The United States Navy purchased SS City of South Haven on 19 April 1918 at Manistee, Michigan. She was converted for naval service at Kraft Shipyard and Dry Dock Company of Chicago, Illinois. USS City of South Haven was commissioned on 9 November 1918, two days before the Armistice that ended World War I. Commanded by Lieutenant Commander A. C. Wilvers of the United States Naval Reserve Force, she left Chicago on 29 November and arrived in Boston, Massachusetts on 13 December, where she was to be fitted and sent to Europe for cross-channel transport. However, with the end of hostilities the ship, no longer needed, was placed on the sale list, sold to the Goodrich Transit Company of Chicago, struck from the Navy List on 27 September 1919, decommissioned on 3 December, and delivered to her new owners.

==Post-war service==
Following her brief stint in the Navy, SS City of South Haven would change names and ownership a number of times before finally returning to the Great Lakes. Goodrich Transit sold her in 1919 to J.G. Crosby of Chicago. J.G. Crosby in turn sold her to the Havana-American Steamship Company of Miami, Florida on 3 February 1920. Her name was then changed to SS City of Miami and she was resold on 21 May to A.O. Anderson and Company of Miami. During this period, she would operate between Florida and Cuba. City of Miami returned to her former owners on 17 June 1920 when she was again sold to the Havana-American Steamship Company.

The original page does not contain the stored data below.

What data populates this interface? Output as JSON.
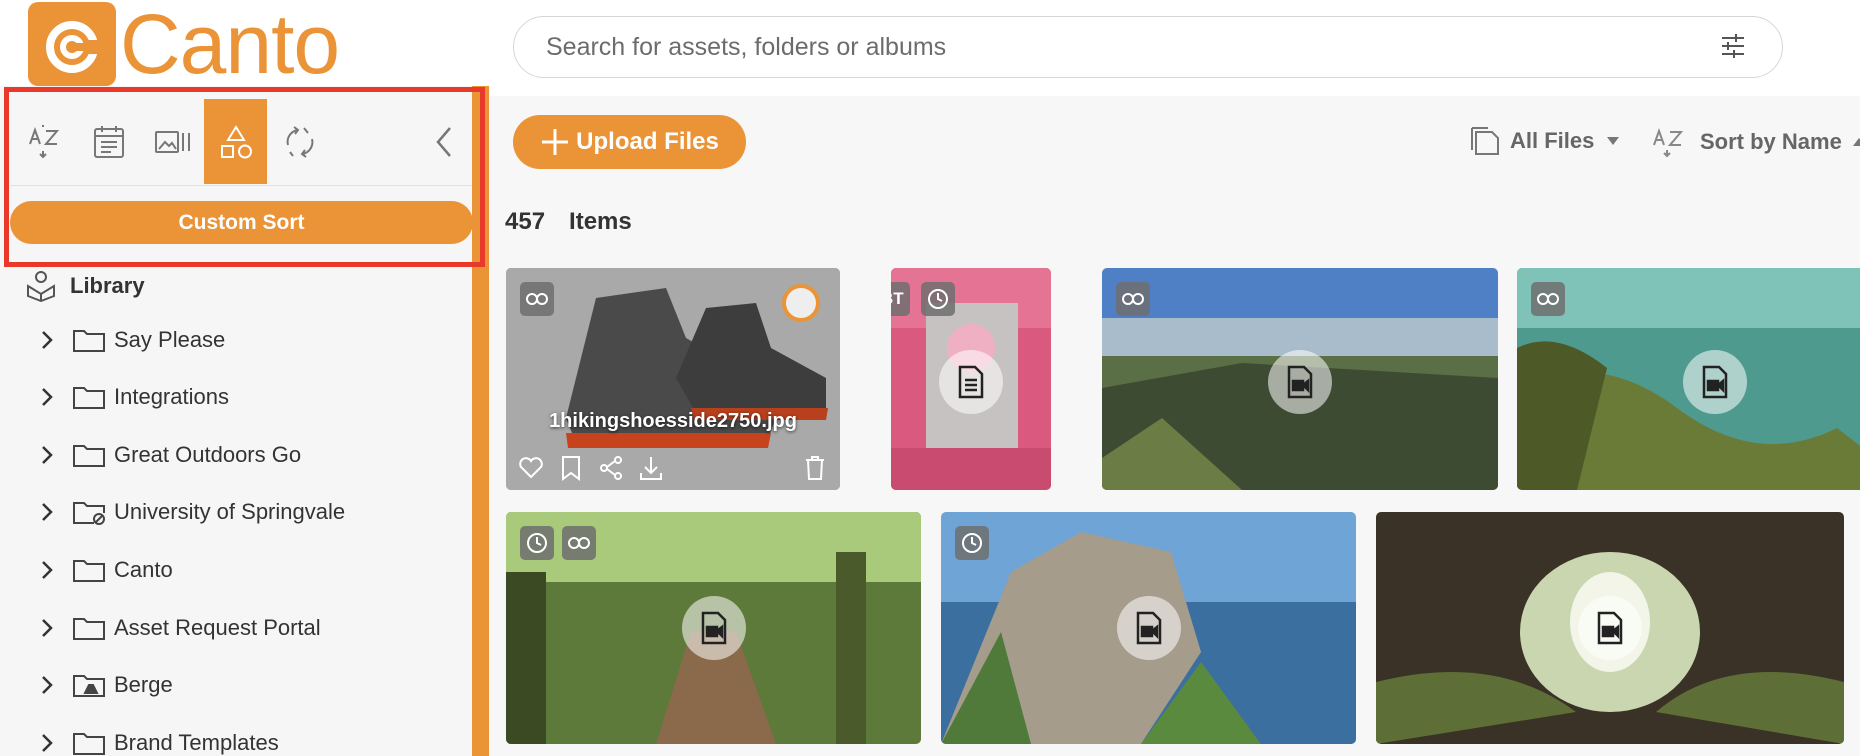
{
  "app": {
    "brand": "Canto",
    "accent": "#ea9337",
    "highlight": "#e8392b"
  },
  "search": {
    "placeholder": "Search for assets, folders or albums",
    "value": ""
  },
  "sidebar": {
    "toolbar": [
      {
        "icon": "sort-az-icon"
      },
      {
        "icon": "calendar-icon"
      },
      {
        "icon": "gallery-icon"
      },
      {
        "icon": "shapes-icon",
        "active": true
      },
      {
        "icon": "refresh-icon"
      },
      {
        "icon": "collapse-icon"
      }
    ],
    "custom_sort_label": "Custom Sort",
    "library_label": "Library",
    "tree": [
      {
        "label": "Say Please",
        "icon": "folder-icon"
      },
      {
        "label": "Integrations",
        "icon": "folder-icon"
      },
      {
        "label": "Great Outdoors Go",
        "icon": "folder-icon"
      },
      {
        "label": "University of Springvale",
        "icon": "restricted-folder-icon"
      },
      {
        "label": "Canto",
        "icon": "folder-icon"
      },
      {
        "label": "Asset Request Portal",
        "icon": "folder-icon"
      },
      {
        "label": "Berge",
        "icon": "drive-folder-icon"
      },
      {
        "label": "Brand Templates",
        "icon": "folder-icon"
      }
    ]
  },
  "main": {
    "upload_label": "Upload Files",
    "filter_label": "All Files",
    "sort_label": "Sort by Name",
    "item_count": "457",
    "items_label": "Items",
    "tiles": [
      {
        "name": "1hikingshoesside2750.jpg",
        "type": "image",
        "badges": [
          "link-icon"
        ]
      },
      {
        "name": "",
        "type": "document",
        "badges": [
          "BT",
          "clock-icon"
        ]
      },
      {
        "name": "",
        "type": "video",
        "badges": [
          "link-icon"
        ]
      },
      {
        "name": "",
        "type": "video",
        "badges": [
          "link-icon"
        ]
      },
      {
        "name": "",
        "type": "video",
        "badges": [
          "clock-icon",
          "link-icon"
        ]
      },
      {
        "name": "",
        "type": "video",
        "badges": [
          "clock-icon"
        ]
      },
      {
        "name": "",
        "type": "video",
        "badges": []
      }
    ],
    "tile_badge_text": "BT"
  }
}
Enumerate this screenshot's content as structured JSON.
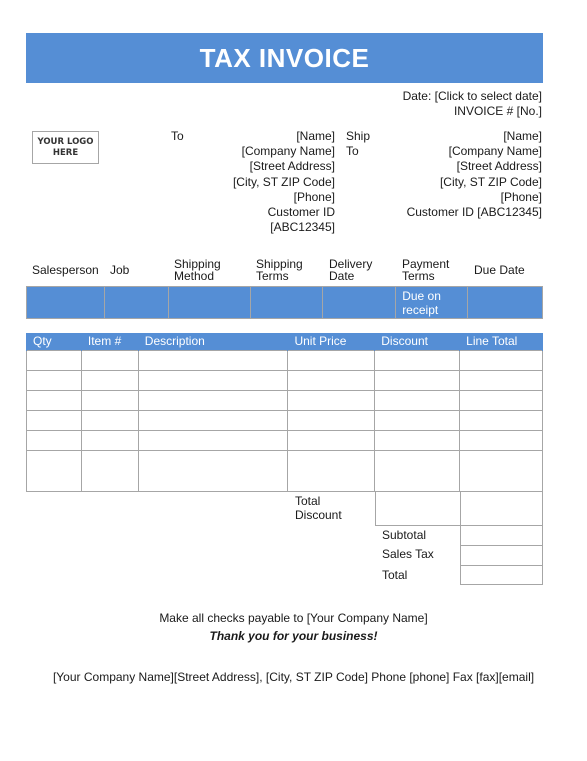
{
  "header": {
    "title": "TAX INVOICE",
    "date_line": "Date: [Click to select date]",
    "invoice_line": "INVOICE # [No.]"
  },
  "logo": {
    "line1": "YOUR LOGO",
    "line2": "HERE"
  },
  "bill_to": {
    "label": "To",
    "lines": [
      "[Name]",
      "[Company Name]",
      "[Street Address]",
      "[City, ST  ZIP Code]",
      "[Phone]",
      "Customer ID",
      "[ABC12345]"
    ]
  },
  "ship_to": {
    "label_line1": "Ship",
    "label_line2": "To",
    "lines": [
      "[Name]",
      "[Company Name]",
      "[Street Address]",
      "[City, ST  ZIP Code]",
      "[Phone]",
      "Customer ID [ABC12345]"
    ]
  },
  "order_info": {
    "columns": [
      "Salesperson",
      "Job",
      "Shipping Method",
      "Shipping Terms",
      "Delivery Date",
      "Payment Terms",
      "Due Date"
    ],
    "values": [
      "",
      "",
      "",
      "",
      "",
      "Due on receipt",
      ""
    ]
  },
  "items": {
    "columns": [
      "Qty",
      "Item #",
      "Description",
      "Unit Price",
      "Discount",
      "Line Total"
    ],
    "rows": [
      [
        "",
        "",
        "",
        "",
        "",
        ""
      ],
      [
        "",
        "",
        "",
        "",
        "",
        ""
      ],
      [
        "",
        "",
        "",
        "",
        "",
        ""
      ],
      [
        "",
        "",
        "",
        "",
        "",
        ""
      ],
      [
        "",
        "",
        "",
        "",
        "",
        ""
      ],
      [
        "",
        "",
        "",
        "",
        "",
        ""
      ]
    ]
  },
  "totals": {
    "total_discount_label_1": "Total",
    "total_discount_label_2": "Discount",
    "subtotal_label": "Subtotal",
    "sales_tax_label": "Sales Tax",
    "total_label": "Total",
    "total_discount_value": "",
    "total_discount_line_value": "",
    "subtotal_value": "",
    "sales_tax_value": "",
    "total_value": ""
  },
  "footer": {
    "payable": "Make all checks payable to [Your Company Name]",
    "thanks": "Thank you for your business!",
    "contact": "[Your Company Name][Street Address], [City, ST  ZIP Code]  Phone [phone]  Fax [fax][email]"
  },
  "colors": {
    "accent": "#558ed5",
    "border": "#a6a6a6"
  }
}
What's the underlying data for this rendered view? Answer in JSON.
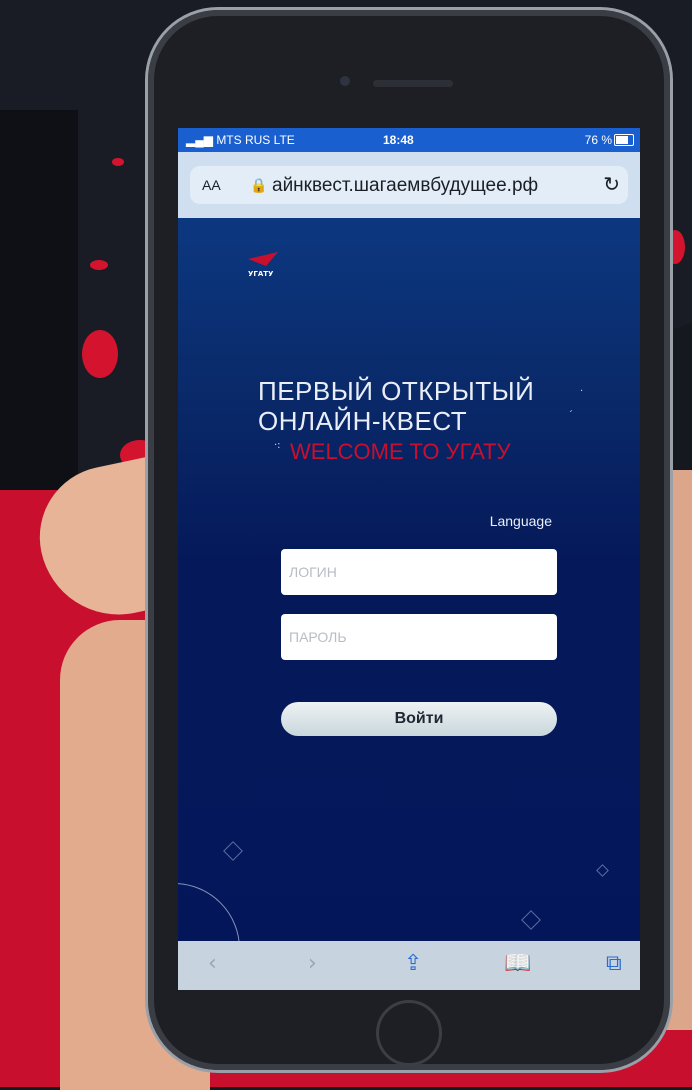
{
  "status_bar": {
    "carrier": "MTS RUS",
    "network": "LTE",
    "time": "18:48",
    "battery": "76 %"
  },
  "browser": {
    "aa_label": "AA",
    "url": "айнквест.шагаемвбудущее.рф",
    "reload_icon": "↻"
  },
  "page": {
    "logo_text": "УГАТУ",
    "title_line1": "ПЕРВЫЙ ОТКРЫТЫЙ",
    "title_line2": "ОНЛАЙН-КВЕСТ",
    "welcome": "WELCOME TO УГАТУ",
    "language_label": "Language",
    "login_placeholder": "ЛОГИН",
    "password_placeholder": "ПАРОЛЬ",
    "submit_label": "Войти"
  },
  "toolbar": {
    "back_icon": "‹",
    "forward_icon": "›",
    "share_icon": "⇪",
    "bookmarks_icon": "📖",
    "tabs_icon": "⧉"
  },
  "colors": {
    "accent_red": "#c8102e",
    "screen_blue": "#05195a",
    "status_blue": "#1a5fd0"
  }
}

The United States Marshals Service next sold her to the O'Brien Brothers Towing Company of Miami on 6 November 1922. Ten days later City of Miami was sold to the Havana Navigation Corporation of Miami. The following year she was sold to the Crosby Transportation Company of Milwaukee, Wisconsin and renamed SS E. G. Crosby. This sale would return her to the Great Lakes. In 1924, she would be sold for the final time to the Wisconsin and Michigan Transportation Company of Milwaukee. She was laid up in 1931 and suffered massive fire damage in a boneyard at Sturgeon Bay, Wisconsin on 3 December 1935. As a result, she was scrapped in 1942.